All this time, I thought I could maintain these positions, not simply in my head but in the world. But lately, it seems I am not sufficiently Zionist to be a Good Jew, and not sufficiently radical to be a Good Progressive. I thought I was both, but in a one-eyed world, the two-eyed are freaks.

The terms of membership have changed. I have long thought Palestinians should be free from the river to the sea. I have long believed Jews should enjoy the exact same freedom. Apparently, one is now forbidden to hold both thoughts simultaneously. I am quite sure I have not moved from my long-held positions, yet the ground on which I once stood has disappeared, and for months I have been falling.

It’s not simply that we are told we have to pick a side, which is foolish enough. It’s that my side is no longer represented. In the din, I’m starting to wonder if it ever was. So, at the risk of making myself even more of an outcast, here is what I believe: More important than Israel or Palestine; far more important than Palestinian or Jew; and infinitely more important than “mine” and “yours” is the shared right to thrive, the right to be treated with dignity and respect.

These are universal and non-negotiable rights, equal for all people and equally urgent in all circumstances and under all conditions. As a Jew, I insist that Israel has no meaning if its success commands that Palestinians be denied the right to thrive; as a progressive, I insist that Palestine deserves no future if its success commands that Jews be denied the same right. And as a human being, I insist that if your position commands the displacement of an entire people, then it deserves to fail.

In today’s Manichean madness, asking people to accept my view is like inviting them to picture a dog with antlers. They think my position is some kind of naïve centrism, but it is nothing of the kind. I am confident I am farther to the left than most of those who now shout themselves hoarse in the public square.

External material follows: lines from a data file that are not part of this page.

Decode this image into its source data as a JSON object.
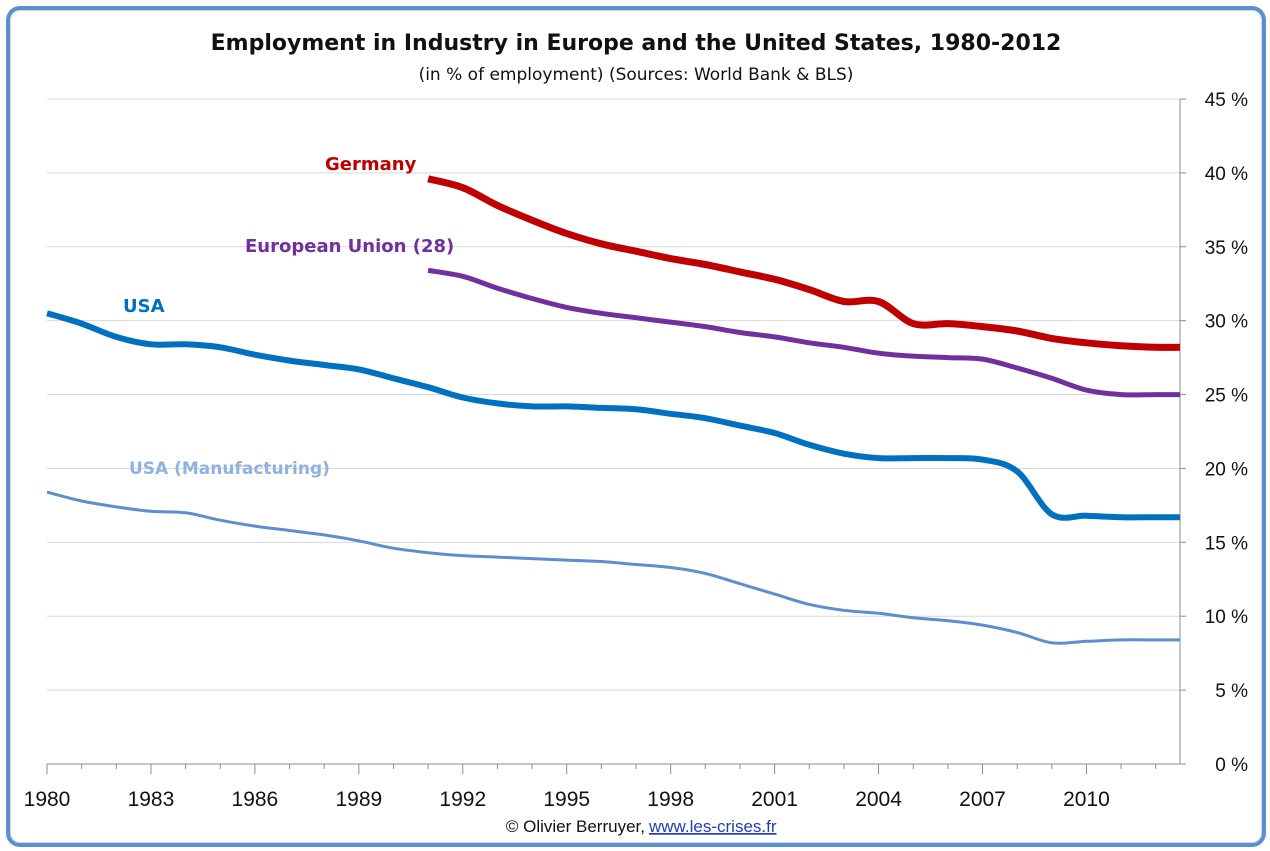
{
  "chart_data": {
    "type": "line",
    "title": "Employment in Industry in Europe and the United States, 1980-2012",
    "subtitle": "(in % of employment) (Sources: World Bank & BLS)",
    "xlim": [
      1980,
      2012.7
    ],
    "ylim": [
      0,
      45
    ],
    "x_ticks": [
      "1980",
      "1983",
      "1986",
      "1989",
      "1992",
      "1995",
      "1998",
      "2001",
      "2004",
      "2007",
      "2010"
    ],
    "y_ticks": [
      "0 %",
      "5 %",
      "10 %",
      "15 %",
      "20 %",
      "25 %",
      "30 %",
      "35 %",
      "40 %",
      "45 %"
    ],
    "y_axis_side": "right",
    "grid": true,
    "series": [
      {
        "name": "Germany",
        "color": "#c00000",
        "width": 7,
        "x": [
          1991,
          1992,
          1993,
          1994,
          1995,
          1996,
          1997,
          1998,
          1999,
          2000,
          2001,
          2002,
          2003,
          2004,
          2005,
          2006,
          2007,
          2008,
          2009,
          2010,
          2011,
          2012,
          2012.7
        ],
        "y": [
          39.6,
          39.0,
          37.8,
          36.8,
          35.9,
          35.2,
          34.7,
          34.2,
          33.8,
          33.3,
          32.8,
          32.1,
          31.3,
          31.3,
          29.8,
          29.8,
          29.6,
          29.3,
          28.8,
          28.5,
          28.3,
          28.2,
          28.2
        ]
      },
      {
        "name": "European Union (28)",
        "color": "#7030a0",
        "width": 5,
        "x": [
          1991,
          1992,
          1993,
          1994,
          1995,
          1996,
          1997,
          1998,
          1999,
          2000,
          2001,
          2002,
          2003,
          2004,
          2005,
          2006,
          2007,
          2008,
          2009,
          2010,
          2011,
          2012,
          2012.7
        ],
        "y": [
          33.4,
          33.0,
          32.2,
          31.5,
          30.9,
          30.5,
          30.2,
          29.9,
          29.6,
          29.2,
          28.9,
          28.5,
          28.2,
          27.8,
          27.6,
          27.5,
          27.4,
          26.8,
          26.1,
          25.3,
          25.0,
          25.0,
          25.0
        ]
      },
      {
        "name": "USA",
        "color": "#0070c0",
        "width": 6,
        "x": [
          1980,
          1981,
          1982,
          1983,
          1984,
          1985,
          1986,
          1987,
          1988,
          1989,
          1990,
          1991,
          1992,
          1993,
          1994,
          1995,
          1996,
          1997,
          1998,
          1999,
          2000,
          2001,
          2002,
          2003,
          2004,
          2005,
          2006,
          2007,
          2008,
          2009,
          2010,
          2011,
          2012,
          2012.7
        ],
        "y": [
          30.5,
          29.8,
          28.9,
          28.4,
          28.4,
          28.2,
          27.7,
          27.3,
          27.0,
          26.7,
          26.1,
          25.5,
          24.8,
          24.4,
          24.2,
          24.2,
          24.1,
          24.0,
          23.7,
          23.4,
          22.9,
          22.4,
          21.6,
          21.0,
          20.7,
          20.7,
          20.7,
          20.6,
          19.8,
          16.9,
          16.8,
          16.7,
          16.7,
          16.7
        ]
      },
      {
        "name": "USA (Manufacturing)",
        "color": "#5b8fd0",
        "label_color": "#8fb3e0",
        "width": 3,
        "x": [
          1980,
          1981,
          1982,
          1983,
          1984,
          1985,
          1986,
          1987,
          1988,
          1989,
          1990,
          1991,
          1992,
          1993,
          1994,
          1995,
          1996,
          1997,
          1998,
          1999,
          2000,
          2001,
          2002,
          2003,
          2004,
          2005,
          2006,
          2007,
          2008,
          2009,
          2010,
          2011,
          2012,
          2012.7
        ],
        "y": [
          18.4,
          17.8,
          17.4,
          17.1,
          17.0,
          16.5,
          16.1,
          15.8,
          15.5,
          15.1,
          14.6,
          14.3,
          14.1,
          14.0,
          13.9,
          13.8,
          13.7,
          13.5,
          13.3,
          12.9,
          12.2,
          11.5,
          10.8,
          10.4,
          10.2,
          9.9,
          9.7,
          9.4,
          8.9,
          8.2,
          8.3,
          8.4,
          8.4,
          8.4
        ]
      }
    ]
  },
  "footer": {
    "credit": "© Olivier Berruyer,",
    "link": "www.les-crises.fr"
  }
}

But I do not occupy a place on their field. I am not between them; I am not above or below them. I am elsewhere entirely, on a different plane. I have only one champion and one vision. It is not a vision of a triumphant Palestine or victorious Israel. It is a vision of equal dignity and respect, which I sum to the right to thrive—a right that transcends borders and history, speaks every language, honors all religions and celebrates all creeds.

To me, Gaza is merely the latest site in an endless struggle. But the struggle is only incidentally between Palestine and Israel. Cruelty in the West Bank is no more intrinsically important than cruelty in Western Sahara. Apartheid was no more important in South Africa than it was in South Carolina. Torture is equally squalid when practiced by the CIA as by Israeli security forces; by the British in Northern Ireland as by the Russians in Ukraine. And there is no set of conditions that makes genocide more or less obscene.

When I state my position, people tell me I do not understand. Today’s contest is not like the others, they say. It is somehow more. More urgent. More just. More desperate. It throws its roots deeper into history, deeper into human suffering, deeper into victimhood. But that’s what everyone always says.

And when I fear that people are getting lost in their imagined differences, I remind them that the blood of every child looks the same when it pours onto the ground.